What are the chances of it happening?
Around 30m Bcf/day of natural gas production is associated with oil (p19), out of 92 Bcf/day total. So around 1/3rd of it is associated.
For demand, the EIA predicts a drop in demand due to covid-90, due to less commercial usage (especially restaurants), less industrial and exports. Slightly offset by an increase in home demand.
There are many moving parts to the thesis. What are the risks?
- Shale oil producers may not begin to cut back until next year, due to hedging.
- Even if the supply of natural gas drops, demand may drop further.
- Trump may put tariffs on imported oil, or simply force the Saudis from targeting US shale production. There are good reasons why the US needs its own oil industry.
How would I play it?
Initially I wanted to follow the textbook and but the lowest cost producers. Cabot, here. But there are too many things about this industry that I can't understand. I do not understand industry decline curves, or how much companies have to reinvest to maintain reserves. Nor well level data. Or takeaway capacity from the different producing regions. This industry is difficult to understand, and full of liars.

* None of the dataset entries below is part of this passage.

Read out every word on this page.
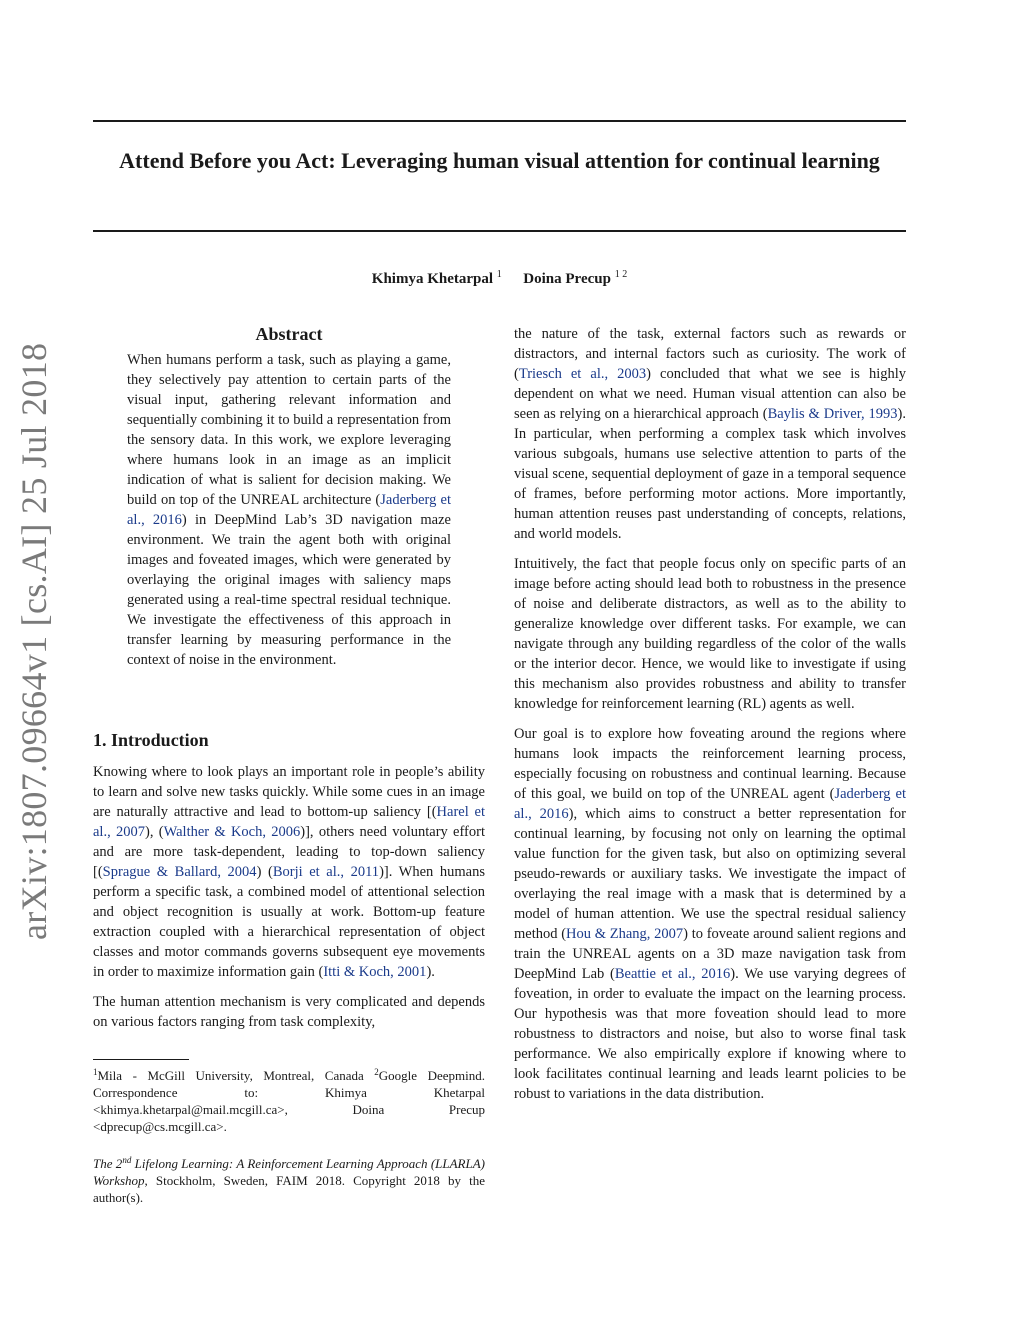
Attend Before you Act: Leveraging human visual attention for continual learning
Khimya Khetarpal $^1$ Doina Precup $^{1 2}$
arXiv:1807.09664v1 [cs.AI] 25 Jul 2018
Abstract

When humans perform a task, such as playing a game, they selectively pay attention to certain parts of the visual input, gathering relevant information and sequentially combining it to build a representation from the sensory data. In this work, we explore leveraging where humans look in an image as an implicit indication of what is salient for decision making. We build on top of the UNREAL architecture (Jaderberg et al., 2016) in DeepMind Lab’s 3D navigation maze environment. We train the agent both with original images and foveated images, which were generated by overlaying the original images with saliency maps generated using a real-time spectral residual technique. We investigate the effectiveness of this approach in transfer learning by measuring performance in the context of noise in the environment.

1. Introduction

Knowing where to look plays an important role in people’s ability to learn and solve new tasks quickly. While some cues in an image are naturally attractive and lead to bottom-up saliency [(Harel et al., 2007), (Walther & Koch, 2006)], others need voluntary effort and are more task-dependent, leading to top-down saliency [(Sprague & Ballard, 2004) (Borji et al., 2011)]. When humans perform a specific task, a combined model of attentional selection and object recognition is usually at work. Bottom-up feature extraction coupled with a hierarchical representation of object classes and motor commands governs subsequent eye movements in order to maximize information gain (Itti & Koch, 2001).

The human attention mechanism is very complicated and depends on various factors ranging from task complexity,

$^1$Mila - McGill University, Montreal, Canada $^2$Google Deepmind. Correspondence to: Khimya Khetarpal <khimya.khetarpal@mail.mcgill.ca>, Doina Precup <dprecup@cs.mcgill.ca>.

The 2nd Lifelong Learning: A Reinforcement Learning Approach (LLARLA) Workshop, Stockholm, Sweden, FAIM 2018. Copyright 2018 by the author(s).

the nature of the task, external factors such as rewards or distractors, and internal factors such as curiosity. The work of (Triesch et al., 2003) concluded that what we see is highly dependent on what we need. Human visual attention can also be seen as relying on a hierarchical approach (Baylis & Driver, 1993). In particular, when performing a complex task which involves various subgoals, humans use selective attention to parts of the visual scene, sequential deployment of gaze in a temporal sequence of frames, before performing motor actions. More importantly, human attention reuses past understanding of concepts, relations, and world models.

Intuitively, the fact that people focus only on specific parts of an image before acting should lead both to robustness in the presence of noise and deliberate distractors, as well as to the ability to generalize knowledge over different tasks. For example, we can navigate through any building regardless of the color of the walls or the interior decor. Hence, we would like to investigate if using this mechanism also provides robustness and ability to transfer knowledge for reinforcement learning (RL) agents as well.

Our goal is to explore how foveating around the regions where humans look impacts the reinforcement learning process, especially focusing on robustness and continual learning. Because of this goal, we build on top of the UNREAL agent (Jaderberg et al., 2016), which aims to construct a better representation for continual learning, by focusing not only on learning the optimal value function for the given task, but also on optimizing several pseudo-rewards or auxiliary tasks. We investigate the impact of overlaying the real image with a mask that is determined by a model of human attention. We use the spectral residual saliency method (Hou & Zhang, 2007) to foveate around salient regions and train the UNREAL agents on a 3D maze navigation task from DeepMind Lab (Beattie et al., 2016). We use varying degrees of foveation, in order to evaluate the impact on the learning process. Our hypothesis was that more foveation should lead to more robustness to distractors and noise, but also to worse final task performance. We also empirically explore if knowing where to look facilitates continual learning and leads learnt policies to be robust to variations in the data distribution.
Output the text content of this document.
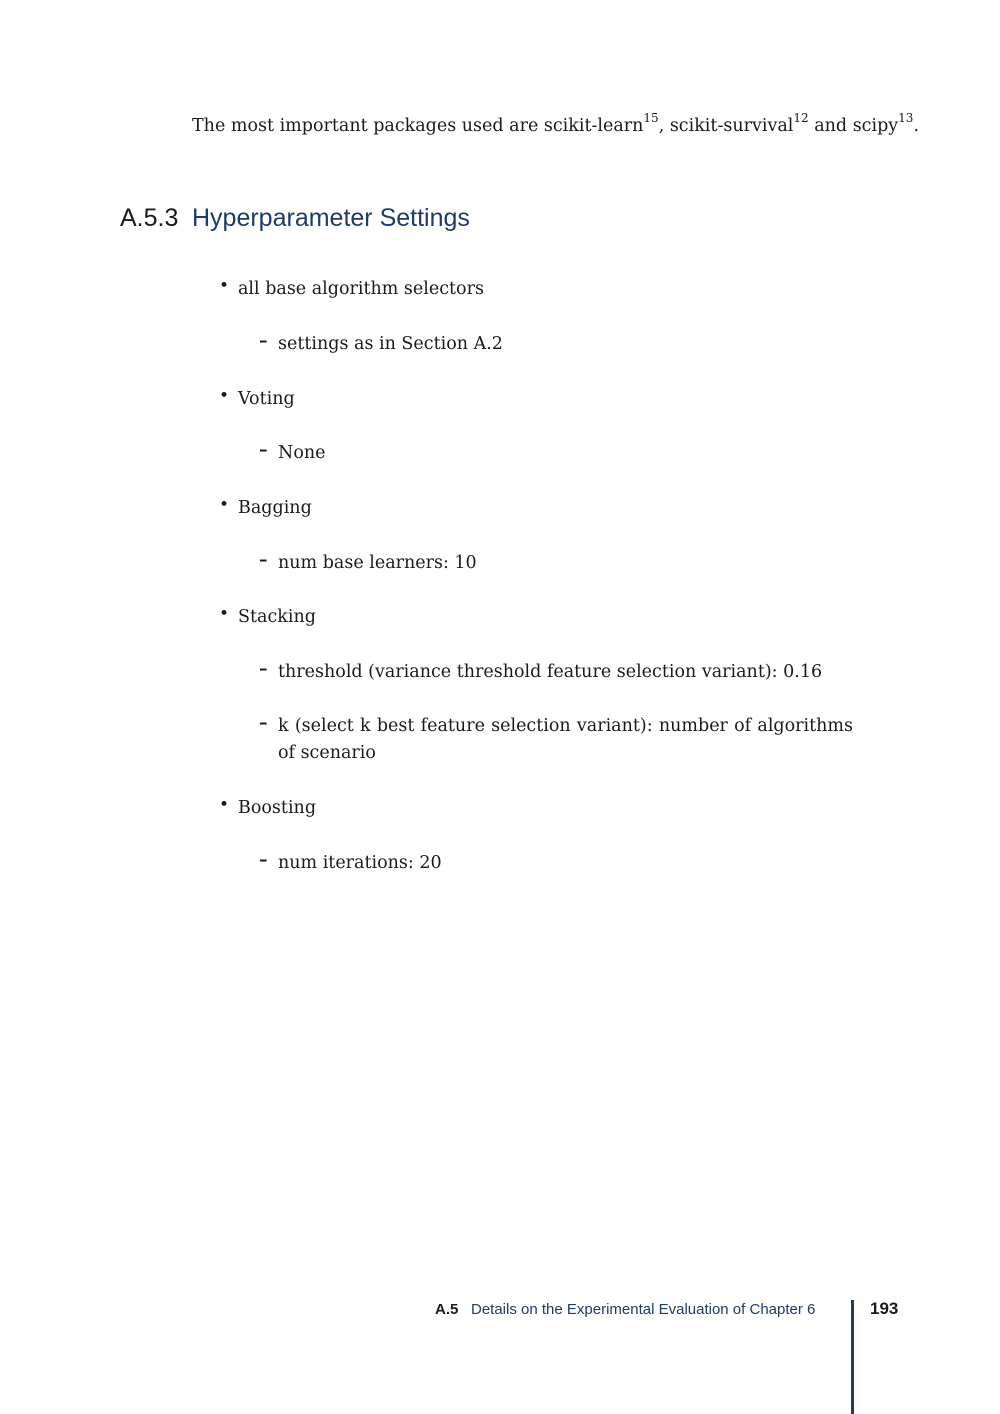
The most important packages used are scikit-learn$^{15}$, scikit-survival$^{12}$ and scipy$^{13}$.
A.5.3 Hyperparameter Settings
• all base algorithm selectors
– settings as in Section A.2
• Voting
– None
• Bagging
– num base learners: 10
• Stacking
– threshold (variance threshold feature selection variant): 0.16
– k (select k best feature selection variant): number of algorithms of scenario
• Boosting
– num iterations: 20
A.5 Details on the Experimental Evaluation of Chapter 6	193
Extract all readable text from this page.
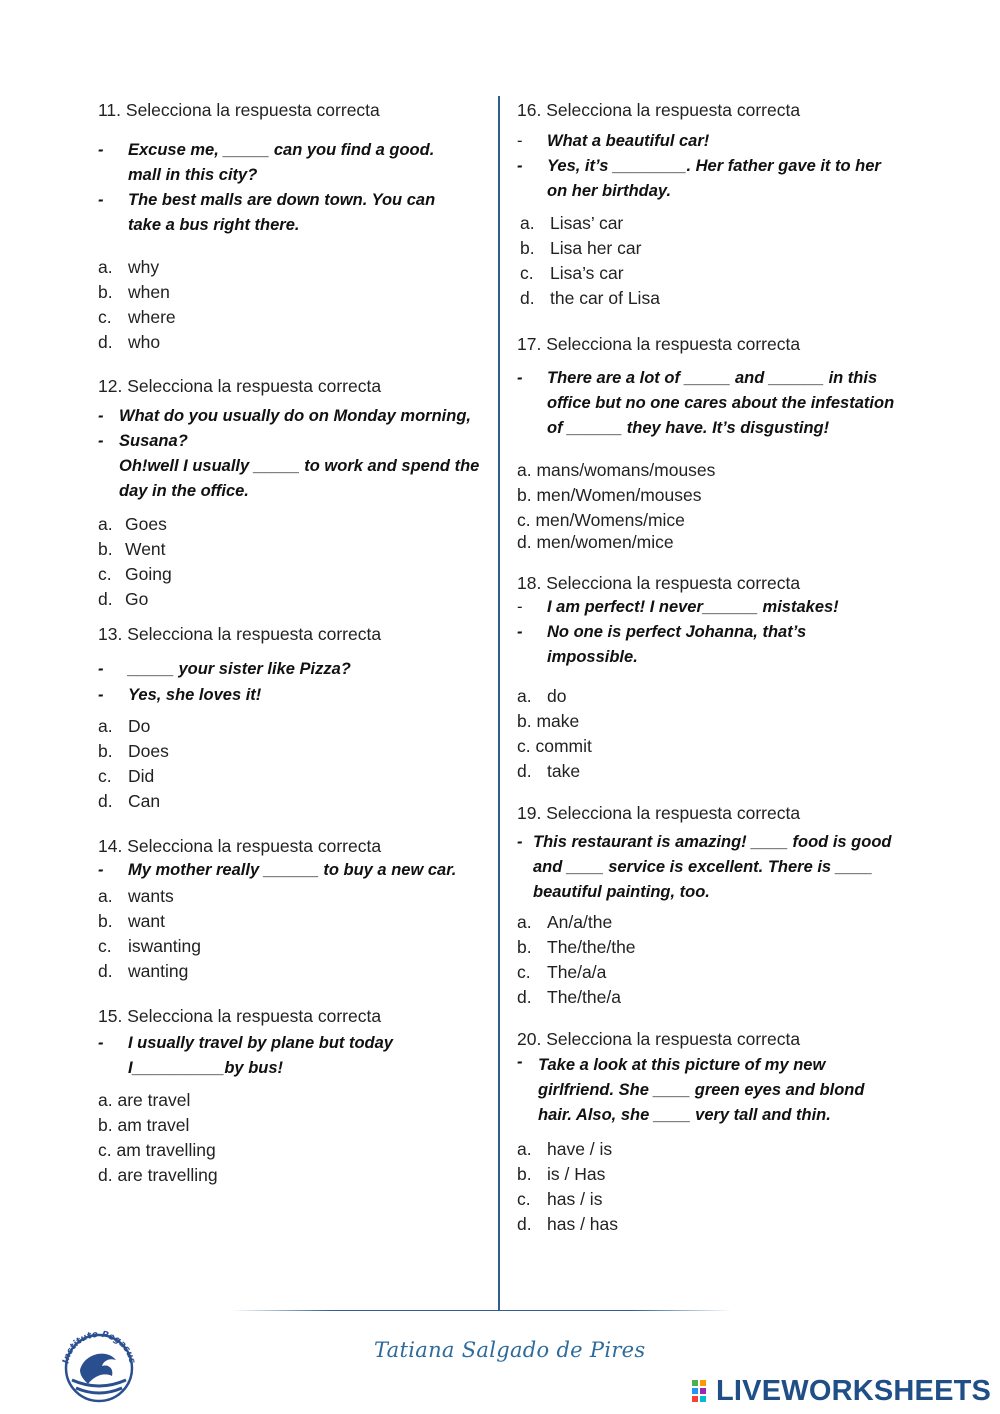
11. Selecciona la respuesta correcta
- Excuse me, _____ can you find a good.
mall in this city?
- The best malls are down town. You can
take a bus right there.
a. why
b. when
c. where
d. who
12. Selecciona la respuesta correcta
- What do you usually do on Monday morning,
- Susana?
Oh!well I usually _____ to work and spend the
day in the office.
a. Goes
b. Went
c. Going
d. Go
13. Selecciona la respuesta correcta
- _____ your sister like Pizza?
- Yes, she loves it!
a. Do
b. Does
c. Did
d. Can
14. Selecciona la respuesta correcta
- My mother really ______ to buy a new car.
a. wants
b. want
c. iswanting
d. wanting
15. Selecciona la respuesta correcta
- I usually travel by plane but today
I__________by bus!
a. are travel
b. am travel
c. am travelling
d. are travelling
16. Selecciona la respuesta correcta
- What a beautiful car!
- Yes, it’s ________. Her father gave it to her
on her birthday.
a. Lisas’ car
b. Lisa her car
c. Lisa’s car
d. the car of Lisa
17. Selecciona la respuesta correcta
- There are a lot of _____ and ______ in this
office but no one cares about the infestation
of ______ they have. It’s disgusting!
a. mans/womans/mouses
b. men/Women/mouses
c. men/Womens/mice
d. men/women/mice
18. Selecciona la respuesta correcta
- I am perfect! I never______ mistakes!
- No one is perfect Johanna, that’s
impossible.
a. do
b. make
c. commit
d. take
19. Selecciona la respuesta correcta
- This restaurant is amazing! ____ food is good
and ____ service is excellent. There is ____
beautiful painting, too.
a. An/a/the
b. The/the/the
c. The/a/a
d. The/the/a
20. Selecciona la respuesta correcta
- Take a look at this picture of my new
girlfriend. She ____ green eyes and blond
hair. Also, she ____ very tall and thin.
a. have / is
b. is / Has
c. has / is
d. has / has
Instituto Pegasus	Tatiana Salgado de Pires
LIVEWORKSHEETS
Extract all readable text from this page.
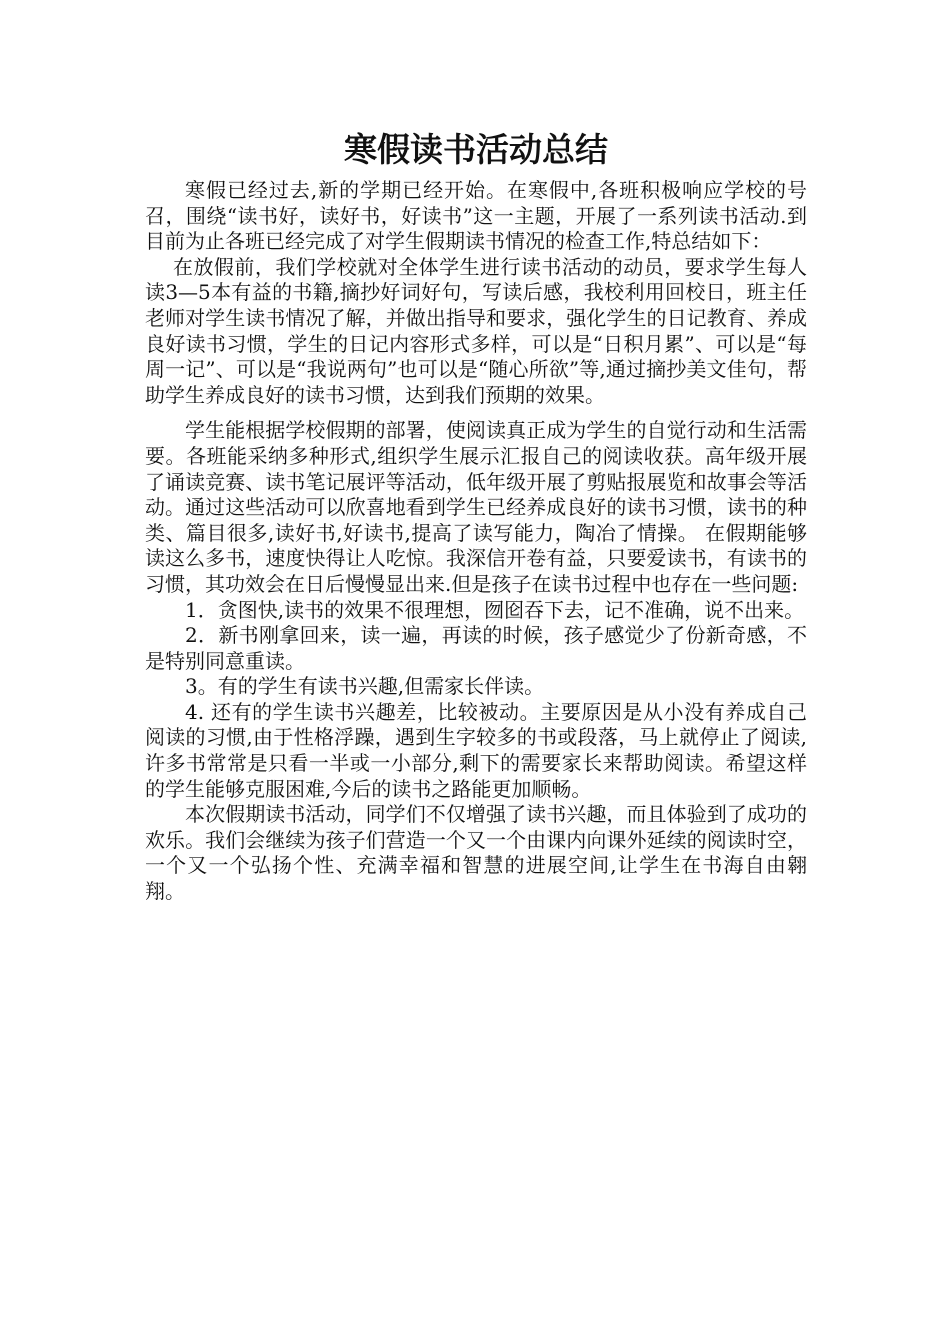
寒假读书活动总结

寒假已经过去,新的学期已经开始。在寒假中,各班积极响应学校的号召，围绕“读书好，读好书，好读书”这一主题，开展了一系列读书活动.到目前为止各班已经完成了对学生假期读书情况的检查工作,特总结如下：

在放假前，我们学校就对全体学生进行读书活动的动员，要求学生每人读3—5本有益的书籍,摘抄好词好句，写读后感，我校利用回校日，班主任老师对学生读书情况了解，并做出指导和要求，强化学生的日记教育、养成良好读书习惯，学生的日记内容形式多样，可以是“日积月累”、可以是“每周一记”、可以是“我说两句”也可以是“随心所欲”等,通过摘抄美文佳句，帮助学生养成良好的读书习惯，达到我们预期的效果。

学生能根据学校假期的部署，使阅读真正成为学生的自觉行动和生活需要。各班能采纳多种形式,组织学生展示汇报自己的阅读收获。高年级开展了诵读竞赛、读书笔记展评等活动，低年级开展了剪贴报展览和故事会等活动。通过这些活动可以欣喜地看到学生已经养成良好的读书习惯，读书的种类、篇目很多,读好书,好读书,提高了读写能力，陶冶了情操。 在假期能够读这么多书，速度快得让人吃惊。我深信开卷有益，只要爱读书，有读书的习惯，其功效会在日后慢慢显出来.但是孩子在读书过程中也存在一些问题:

1．贪图快,读书的效果不很理想，囫囵吞下去，记不准确，说不出来。

2．新书刚拿回来，读一遍，再读的时候，孩子感觉少了份新奇感，不是特别同意重读。

3。有的学生有读书兴趣,但需家长伴读。

4. 还有的学生读书兴趣差，比较被动。主要原因是从小没有养成自己阅读的习惯,由于性格浮躁，遇到生字较多的书或段落，马上就停止了阅读,许多书常常是只看一半或一小部分,剩下的需要家长来帮助阅读。希望这样的学生能够克服困难,今后的读书之路能更加顺畅。

本次假期读书活动，同学们不仅增强了读书兴趣，而且体验到了成功的欢乐。我们会继续为孩子们营造一个又一个由课内向课外延续的阅读时空，一个又一个弘扬个性、充满幸福和智慧的进展空间,让学生在书海自由翱翔。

Better to spread my bets and just trade the FCG ETF. That removes company specific issues, though it concentrates on the Marcellus. Most of the companies there are generating cashflows from operations, though many are loss making - but they look like they won't go to zero. I do not know enough to cherry pick companies or create my own ETF.
This is far from a certain thing, so if I took the trade, I would trade around the position to manage risk. Take my signals from the market and play a rising natural gas price as it happens. Don't throw all my bets down on the table and say 'this is definitely going to happen'.
I do not know if or when I'll make this trade.